Issues such as the 1,000s of faulty breast implants provided to women in France and the U.K. are indicative of a weak foundation for medical device approval, said challengers of the European Union’s CE Mark med-tech approval process.
Under the CE Mark system, regulatory authorities have no control over the how devices are actually made, relying on "design specifications" to render approval decisions, patient safety expert Brian Toft said in a meeting with U.K. health minister Simon Burns in September 2011.
Toft has been a vocal advocate for change in the CE Mark pathway, calling it "a smokescreen for faulty and dangerous devices that place patients at risk."
Late last year, news broke that France was considering a recall of 30,000 sets of breast implants supplied by Poly Implant Prosthese over concerns that they might contain a non-authorized silicone gel known for high rupture rates.
"We have to remove all these implants," Dr. Laurent Lantieri, a plastic surgeon on a special committee investigating the issue told reporters at the time. "We’re facing a health crisis, linked to a fraud."
By then, 523 women had already had the implants removed and 2,000 had filed complaints, spurring French authorities to launch a criminal investigation into PIP. British officials launched their own investigation a couple of weeks later.
Toft, who is a professor of patient safety at Coventry University in the U.K., highlighted ineffective regulatory checks for allowing the sub-par products on the market.
The PIP implants evaded notice despite inspections at manufacturing facilities because the company was given 10 days notice prior to the check and workers concealed the problem silicone, according to the Independent. There were more than 100 product alerts issued by the Medicines & Healthcare Products Agency last year, according to the news source, but the agency can’t act unless a failure is reported.
Toft isn’t the only one calling for change in the CE Mark system.
During the European Society of Cardiology meeting in Paris last August, physicians called the regulatory pathway too lax in review of potentially dangerous products.

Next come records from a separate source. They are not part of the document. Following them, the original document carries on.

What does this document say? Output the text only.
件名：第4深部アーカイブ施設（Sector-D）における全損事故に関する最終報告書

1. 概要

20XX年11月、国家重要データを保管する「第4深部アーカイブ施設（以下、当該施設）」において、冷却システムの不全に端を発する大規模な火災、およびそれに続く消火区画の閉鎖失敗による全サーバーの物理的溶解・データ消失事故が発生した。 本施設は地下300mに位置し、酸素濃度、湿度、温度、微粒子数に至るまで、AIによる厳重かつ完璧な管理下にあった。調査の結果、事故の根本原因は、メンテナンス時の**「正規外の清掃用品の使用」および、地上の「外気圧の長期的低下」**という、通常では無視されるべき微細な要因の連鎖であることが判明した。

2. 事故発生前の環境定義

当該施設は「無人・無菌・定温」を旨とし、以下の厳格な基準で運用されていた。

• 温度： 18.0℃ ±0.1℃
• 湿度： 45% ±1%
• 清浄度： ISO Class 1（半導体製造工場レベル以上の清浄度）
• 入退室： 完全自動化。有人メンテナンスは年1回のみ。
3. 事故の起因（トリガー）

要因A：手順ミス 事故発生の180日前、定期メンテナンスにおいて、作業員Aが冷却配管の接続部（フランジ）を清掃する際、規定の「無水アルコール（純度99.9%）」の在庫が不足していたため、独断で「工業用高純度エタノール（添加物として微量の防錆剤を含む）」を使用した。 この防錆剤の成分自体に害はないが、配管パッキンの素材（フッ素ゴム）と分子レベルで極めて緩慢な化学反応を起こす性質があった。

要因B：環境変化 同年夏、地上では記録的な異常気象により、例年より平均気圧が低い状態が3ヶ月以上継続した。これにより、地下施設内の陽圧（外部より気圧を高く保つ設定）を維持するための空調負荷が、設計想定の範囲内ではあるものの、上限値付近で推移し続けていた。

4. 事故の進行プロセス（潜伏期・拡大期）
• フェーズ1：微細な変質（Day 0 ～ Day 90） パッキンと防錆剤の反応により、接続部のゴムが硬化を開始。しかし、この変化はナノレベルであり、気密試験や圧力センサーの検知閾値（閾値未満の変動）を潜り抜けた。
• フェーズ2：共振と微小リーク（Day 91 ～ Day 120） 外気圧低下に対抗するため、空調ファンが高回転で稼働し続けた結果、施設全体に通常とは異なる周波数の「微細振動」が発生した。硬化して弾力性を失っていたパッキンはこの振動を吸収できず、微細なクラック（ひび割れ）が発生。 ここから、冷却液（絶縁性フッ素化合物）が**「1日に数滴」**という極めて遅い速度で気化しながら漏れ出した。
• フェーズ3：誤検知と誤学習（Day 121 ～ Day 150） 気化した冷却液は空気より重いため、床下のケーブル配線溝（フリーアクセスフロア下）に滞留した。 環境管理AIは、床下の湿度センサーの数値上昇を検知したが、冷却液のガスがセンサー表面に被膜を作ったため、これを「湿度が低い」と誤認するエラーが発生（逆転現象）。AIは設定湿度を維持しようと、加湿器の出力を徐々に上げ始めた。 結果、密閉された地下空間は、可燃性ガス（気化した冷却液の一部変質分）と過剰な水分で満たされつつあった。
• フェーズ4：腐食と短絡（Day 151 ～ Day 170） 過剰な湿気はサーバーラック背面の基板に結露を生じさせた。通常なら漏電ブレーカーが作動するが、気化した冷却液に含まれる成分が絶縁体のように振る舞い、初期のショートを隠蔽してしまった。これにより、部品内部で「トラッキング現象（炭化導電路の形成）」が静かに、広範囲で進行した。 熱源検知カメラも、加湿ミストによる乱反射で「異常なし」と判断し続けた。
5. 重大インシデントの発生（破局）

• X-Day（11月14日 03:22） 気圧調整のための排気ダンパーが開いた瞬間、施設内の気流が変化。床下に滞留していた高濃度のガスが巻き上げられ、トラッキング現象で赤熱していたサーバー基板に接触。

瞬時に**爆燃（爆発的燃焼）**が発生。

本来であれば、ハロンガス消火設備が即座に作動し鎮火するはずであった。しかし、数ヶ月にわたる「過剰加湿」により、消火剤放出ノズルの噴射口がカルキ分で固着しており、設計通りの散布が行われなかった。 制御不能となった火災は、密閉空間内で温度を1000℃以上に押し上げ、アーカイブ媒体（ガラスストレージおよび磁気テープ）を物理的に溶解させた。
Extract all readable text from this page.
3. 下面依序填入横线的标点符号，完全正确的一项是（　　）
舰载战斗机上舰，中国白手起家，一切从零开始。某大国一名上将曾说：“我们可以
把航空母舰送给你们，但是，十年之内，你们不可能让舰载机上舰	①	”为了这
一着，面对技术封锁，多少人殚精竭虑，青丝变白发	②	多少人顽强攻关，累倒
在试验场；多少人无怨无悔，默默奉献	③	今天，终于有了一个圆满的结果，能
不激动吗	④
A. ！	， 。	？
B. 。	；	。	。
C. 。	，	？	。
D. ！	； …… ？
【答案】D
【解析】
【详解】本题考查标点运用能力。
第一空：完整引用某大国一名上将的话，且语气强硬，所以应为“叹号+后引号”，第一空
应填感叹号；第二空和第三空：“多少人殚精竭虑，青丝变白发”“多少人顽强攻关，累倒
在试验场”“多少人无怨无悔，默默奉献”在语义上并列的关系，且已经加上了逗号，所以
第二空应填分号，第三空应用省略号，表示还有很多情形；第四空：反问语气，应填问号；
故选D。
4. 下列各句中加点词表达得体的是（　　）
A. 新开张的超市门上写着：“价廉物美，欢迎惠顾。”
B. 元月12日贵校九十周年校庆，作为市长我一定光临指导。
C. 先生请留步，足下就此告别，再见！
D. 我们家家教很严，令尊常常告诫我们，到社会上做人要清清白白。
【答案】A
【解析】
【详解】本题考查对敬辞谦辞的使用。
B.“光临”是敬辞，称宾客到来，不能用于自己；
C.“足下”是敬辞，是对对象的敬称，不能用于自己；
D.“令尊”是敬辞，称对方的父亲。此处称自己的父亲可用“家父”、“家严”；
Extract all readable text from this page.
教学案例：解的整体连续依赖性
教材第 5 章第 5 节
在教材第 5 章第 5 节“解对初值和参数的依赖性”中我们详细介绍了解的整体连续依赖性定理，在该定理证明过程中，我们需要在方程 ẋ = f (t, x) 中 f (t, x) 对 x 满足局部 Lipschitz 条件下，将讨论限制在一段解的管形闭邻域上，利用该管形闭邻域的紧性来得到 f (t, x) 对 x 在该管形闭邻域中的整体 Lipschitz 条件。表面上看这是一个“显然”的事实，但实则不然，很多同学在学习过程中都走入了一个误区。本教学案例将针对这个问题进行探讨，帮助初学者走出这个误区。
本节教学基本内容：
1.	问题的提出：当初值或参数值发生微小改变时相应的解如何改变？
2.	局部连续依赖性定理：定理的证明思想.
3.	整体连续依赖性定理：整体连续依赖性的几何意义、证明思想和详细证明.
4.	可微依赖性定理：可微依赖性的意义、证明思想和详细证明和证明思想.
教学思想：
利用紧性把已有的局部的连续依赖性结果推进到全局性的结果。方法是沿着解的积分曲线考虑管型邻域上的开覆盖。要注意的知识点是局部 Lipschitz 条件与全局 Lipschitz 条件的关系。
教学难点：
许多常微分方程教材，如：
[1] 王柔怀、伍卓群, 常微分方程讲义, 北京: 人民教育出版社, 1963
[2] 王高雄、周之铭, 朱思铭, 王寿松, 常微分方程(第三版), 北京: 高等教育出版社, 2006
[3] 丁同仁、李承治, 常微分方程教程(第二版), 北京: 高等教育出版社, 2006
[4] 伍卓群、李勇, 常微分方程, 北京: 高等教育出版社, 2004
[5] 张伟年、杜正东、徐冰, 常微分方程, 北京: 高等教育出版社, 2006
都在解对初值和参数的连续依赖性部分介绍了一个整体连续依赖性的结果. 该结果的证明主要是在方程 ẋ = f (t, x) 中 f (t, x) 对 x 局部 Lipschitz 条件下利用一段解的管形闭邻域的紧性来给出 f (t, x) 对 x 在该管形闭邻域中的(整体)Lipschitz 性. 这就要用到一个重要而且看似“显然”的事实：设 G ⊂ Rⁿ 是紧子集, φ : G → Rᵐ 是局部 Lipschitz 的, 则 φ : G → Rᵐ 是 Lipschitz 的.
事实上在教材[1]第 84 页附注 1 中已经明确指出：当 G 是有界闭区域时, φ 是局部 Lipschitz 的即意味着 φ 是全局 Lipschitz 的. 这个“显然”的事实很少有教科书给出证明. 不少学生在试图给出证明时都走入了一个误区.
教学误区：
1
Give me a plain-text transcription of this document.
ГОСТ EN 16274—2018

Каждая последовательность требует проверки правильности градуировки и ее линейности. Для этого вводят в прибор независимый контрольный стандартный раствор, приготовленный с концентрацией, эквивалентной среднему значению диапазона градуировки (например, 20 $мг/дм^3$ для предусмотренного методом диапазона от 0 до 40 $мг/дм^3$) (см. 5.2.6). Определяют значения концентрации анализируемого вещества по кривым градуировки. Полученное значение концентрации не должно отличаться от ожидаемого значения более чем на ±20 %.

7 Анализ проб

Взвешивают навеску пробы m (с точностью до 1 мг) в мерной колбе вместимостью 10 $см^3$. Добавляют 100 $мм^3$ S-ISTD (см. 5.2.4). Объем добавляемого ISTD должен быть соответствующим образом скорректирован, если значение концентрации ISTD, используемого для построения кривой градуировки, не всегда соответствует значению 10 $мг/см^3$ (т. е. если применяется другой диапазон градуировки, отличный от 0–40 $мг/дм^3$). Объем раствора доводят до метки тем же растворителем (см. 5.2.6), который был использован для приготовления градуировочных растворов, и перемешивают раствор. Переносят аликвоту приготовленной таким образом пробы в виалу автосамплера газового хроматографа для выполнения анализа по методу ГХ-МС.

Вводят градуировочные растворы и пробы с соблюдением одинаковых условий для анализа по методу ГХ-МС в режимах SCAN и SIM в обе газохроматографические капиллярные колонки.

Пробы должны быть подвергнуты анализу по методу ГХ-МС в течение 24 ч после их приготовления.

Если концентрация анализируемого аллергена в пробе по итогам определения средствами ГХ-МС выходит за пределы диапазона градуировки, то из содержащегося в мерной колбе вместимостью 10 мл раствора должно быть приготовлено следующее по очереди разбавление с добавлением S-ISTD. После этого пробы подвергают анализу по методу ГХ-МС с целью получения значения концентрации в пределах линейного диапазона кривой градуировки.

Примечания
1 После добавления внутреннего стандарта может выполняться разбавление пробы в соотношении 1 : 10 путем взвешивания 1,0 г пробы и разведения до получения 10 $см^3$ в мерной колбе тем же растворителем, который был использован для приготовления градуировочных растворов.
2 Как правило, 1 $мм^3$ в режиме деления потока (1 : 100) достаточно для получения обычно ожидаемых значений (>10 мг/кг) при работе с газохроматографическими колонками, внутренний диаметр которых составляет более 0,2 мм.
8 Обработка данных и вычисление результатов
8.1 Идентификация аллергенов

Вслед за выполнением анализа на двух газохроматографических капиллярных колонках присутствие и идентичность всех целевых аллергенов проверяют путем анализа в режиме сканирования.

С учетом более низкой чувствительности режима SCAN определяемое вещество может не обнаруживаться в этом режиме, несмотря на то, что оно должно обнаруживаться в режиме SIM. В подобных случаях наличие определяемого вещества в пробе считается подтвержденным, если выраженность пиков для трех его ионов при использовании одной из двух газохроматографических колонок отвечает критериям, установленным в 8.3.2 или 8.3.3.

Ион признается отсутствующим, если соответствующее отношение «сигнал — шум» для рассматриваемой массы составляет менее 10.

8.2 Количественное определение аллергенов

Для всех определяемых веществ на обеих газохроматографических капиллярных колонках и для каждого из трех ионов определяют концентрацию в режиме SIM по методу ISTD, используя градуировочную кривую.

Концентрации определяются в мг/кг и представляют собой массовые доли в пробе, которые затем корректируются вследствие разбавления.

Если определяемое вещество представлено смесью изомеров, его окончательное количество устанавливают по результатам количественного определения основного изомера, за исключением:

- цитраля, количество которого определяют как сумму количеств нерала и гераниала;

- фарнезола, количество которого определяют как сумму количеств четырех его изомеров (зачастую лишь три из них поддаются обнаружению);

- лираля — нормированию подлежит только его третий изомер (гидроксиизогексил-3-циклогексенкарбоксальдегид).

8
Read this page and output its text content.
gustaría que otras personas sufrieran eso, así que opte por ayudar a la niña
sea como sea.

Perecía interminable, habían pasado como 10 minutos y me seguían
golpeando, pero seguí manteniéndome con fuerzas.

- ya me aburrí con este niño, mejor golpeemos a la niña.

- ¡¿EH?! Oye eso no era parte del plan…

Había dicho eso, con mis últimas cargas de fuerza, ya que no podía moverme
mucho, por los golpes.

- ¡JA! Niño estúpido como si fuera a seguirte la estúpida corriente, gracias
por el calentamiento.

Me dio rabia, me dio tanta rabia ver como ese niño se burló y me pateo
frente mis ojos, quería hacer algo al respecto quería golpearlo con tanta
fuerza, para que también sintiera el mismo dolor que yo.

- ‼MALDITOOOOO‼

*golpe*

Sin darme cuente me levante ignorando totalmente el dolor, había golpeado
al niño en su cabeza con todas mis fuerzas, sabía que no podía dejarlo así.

The European system is often cited as an example of how the FDA’s med-tech review process might be faster and more efficient, but doctors at the ESC conference had harsh words for the CE Mark pathway, saying it uses the same structure to review pacemakers and electric toasters.
"Where there have been isolated instances of devices that were associated with complications, those have disproportionately occurred in countries that have earlier approval – and that tends to be Europe," Cardiff University cardiologist Dr. Alan Fraser, who led a E.U. regulatory review panel at the ESC meeting, told reporters at the time.